5. Do słów karygodnych i bardzo szkodliwych należą także kłamstwa. Szczerość i prawdomówność znamionuje charaktery szlachetne a jest potrzebna i dla dobra społecznego: „A przeto, mówi św. Paweł, złożywszy kłamstwo, mówcie każdy prawdę z bliźnim swoim: bo jesteście członkami jeden drugiego” (Ef 4, 25). Wszyscy jesteśmy członkami jednego wielkiego ciała, członkami społeczeństwa ludzkiego, a temu kłamstwo wyrządza szkodę, bo podkopuje wzajemne zaufanie i sprawia, że ludzie muszą się mieć ciągle na baczności, żeby ich kto nie oszukał. Jak smutnie świadczą o dzisiejszej cywilizowanej ludzkości skargi, które tak często słyszymy, że „dziś już nikomu nie można wierzyć!” – Nikomu? – To przesada! I dziś znajdzie się niejeden prawy katolik, o którym można powiedzieć: „To człowiek zasługujący na zupełne zaufanie, polegaj na nim!” Ale nie da się zaprzeczyć, że kłamstwo i oszukaństwo rozpowszechniło się bardzo w calym społeczeństwie. Niektórzy, nawet światli zresztą ludzie sądzą, że w pewnych razach kłamstwo jest dozwolone, a nawet staje się obowiązkiem. Gdyby tak było, nie moglibyśmy nieraz polegać na słowie najlepszych nawet ludzi, wiedząc, że i oni czasem kłamią bez żadnego skrupułu. Ale tak nie jest; wolno nam tylko niekiedy zataić prawdę, posługując się tzw. „zastrzeżeniem myślnym”. Wolno mi np. powiedzieć, kiedy ktoś chce u mnie zaciągnąć pożyczkę, której by prawdopodobnie nie oddał: „Nie mam pieniędzy” – rozumie się na pożyczki. Zresztą nie wolno nigdy odstępować od zasady, że trzeba powiedzieć prawdę, jeżeli ktoś, uprawniony do tego, o nią zapytuje, jeżeli wyjawienie prawdy jest obowiązkiem. Bywa to często połączone z wielkimi przykrościami, a nawet naraża na straty i prześladowania, ale to wszystko nie może być wymówką, która by usprawiedliwiała kłamstwo. Gzy zresztą większych jeszcze przykrości nie ściąga na siebie kłamca? Czy prawda prędzej czy później nie wychodzi na jaw?

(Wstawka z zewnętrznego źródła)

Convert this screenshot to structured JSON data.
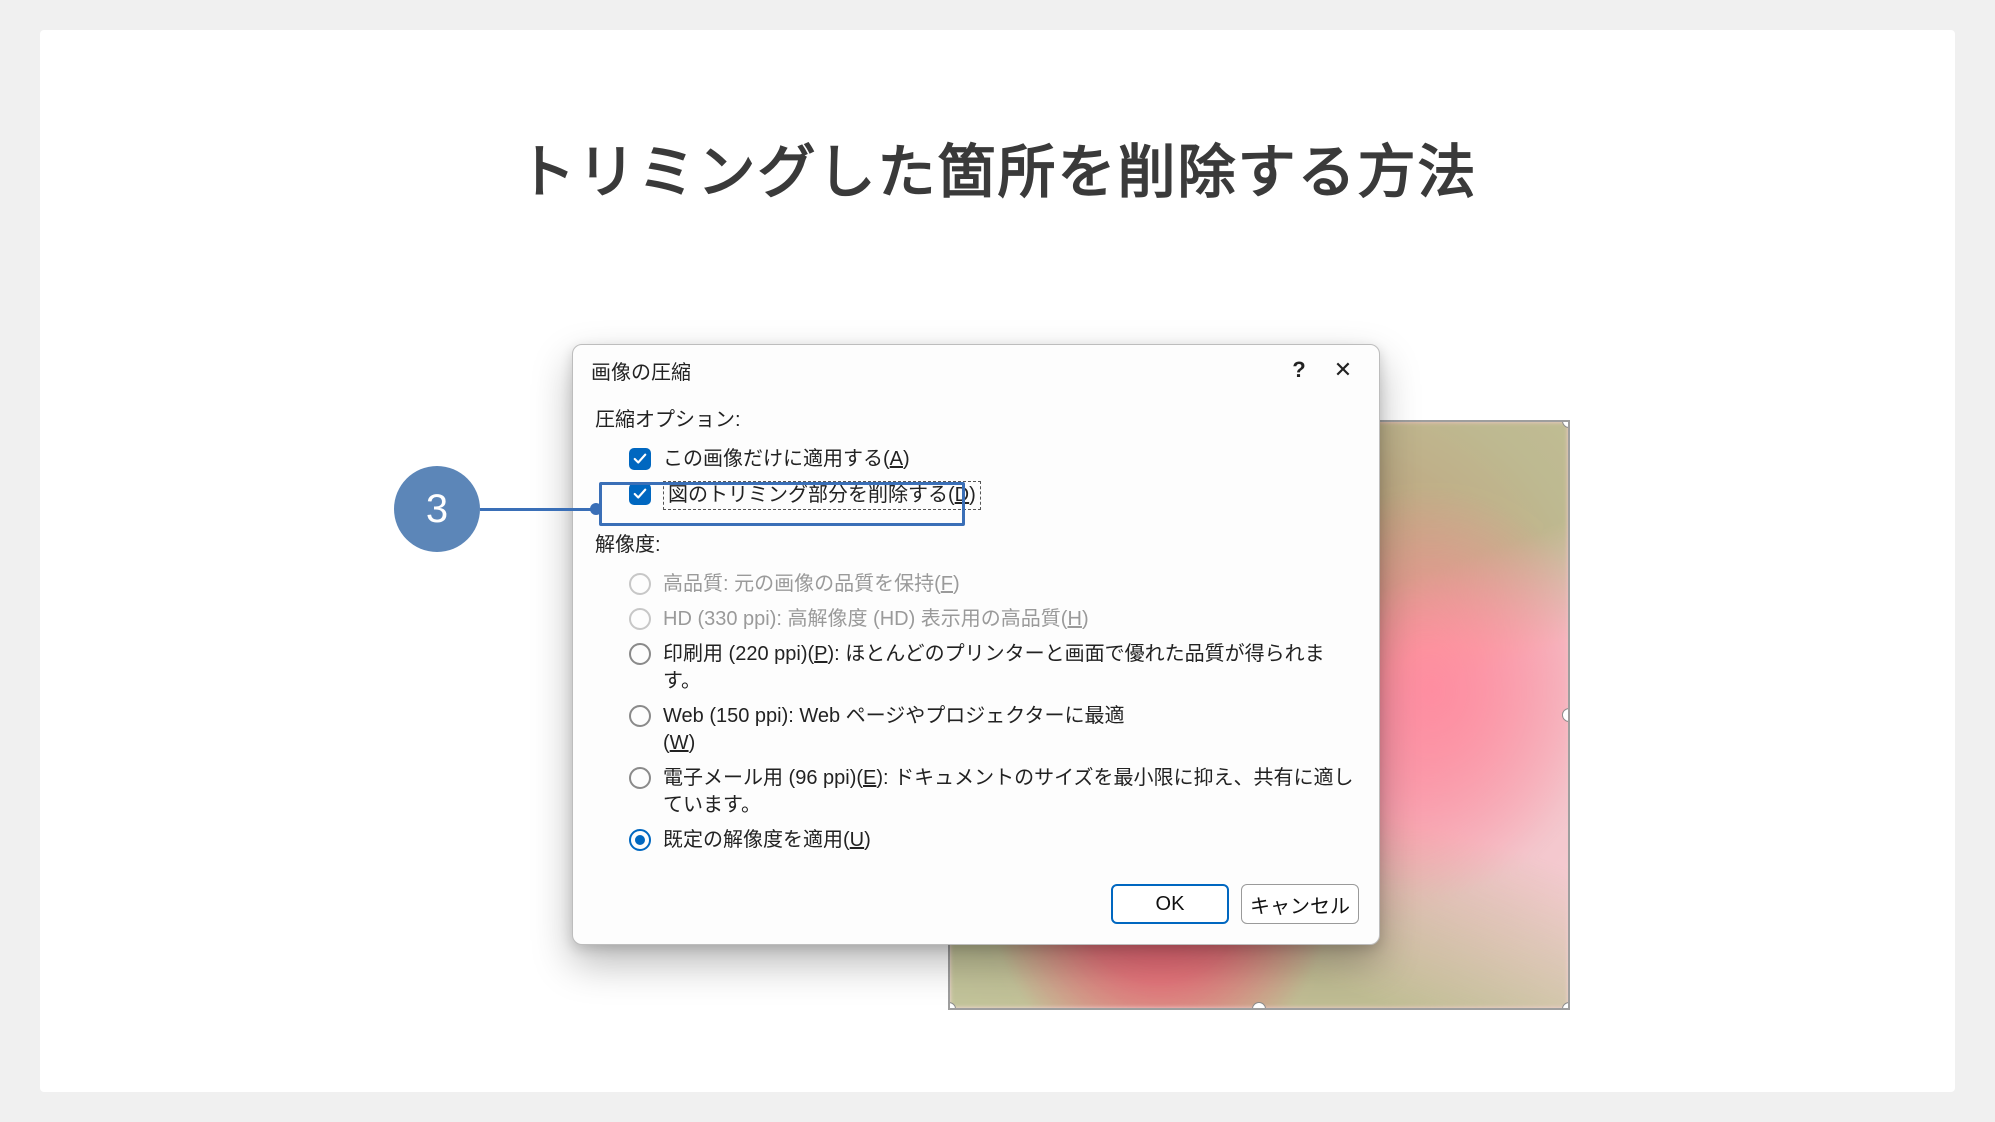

6. Niechaj więc zawsze treścią naszych słów będzie prawda i dobro! Niech nigdy z naszych ust nie wyjdzie ani kłamstwo, ani obmowa, ani dowcip złośliwy lub nieprzystojny! Umiejmy milczeć, kiedy jest „czas milczenia”, a mówmy tylko wtedy, gdy przyjdzie „czas mówienia”, gdy tego wymaga dobro nasze i bliźnich. Wystrzegajmy się jak ognia słów, które mogą kogo dotknąć boleśnie lub rozgniewać albo i zgorszyć. Niech nasza mowa zawsze świadczy o dobroci naszego serca, o niewzruszonej prawości charakteru, niech świadczy o tym, że nie ulegamy zmiennym, chwilowym poruszeniom uczuć jak małe dzieci, że nie mówimy raz tak, a drugi raz inaczej, i że na naszym słowie każdy może polegać. A wtedy okażemy, że umiemy dobrze, rozumnie używać nieocenionego daru mowy, i zasłużymy sobie na chwałę u Boga i u ludzi. Amen.
Na podstawie: Ks. A. Pechnik, Kazania i nauki, 1923, s. 423.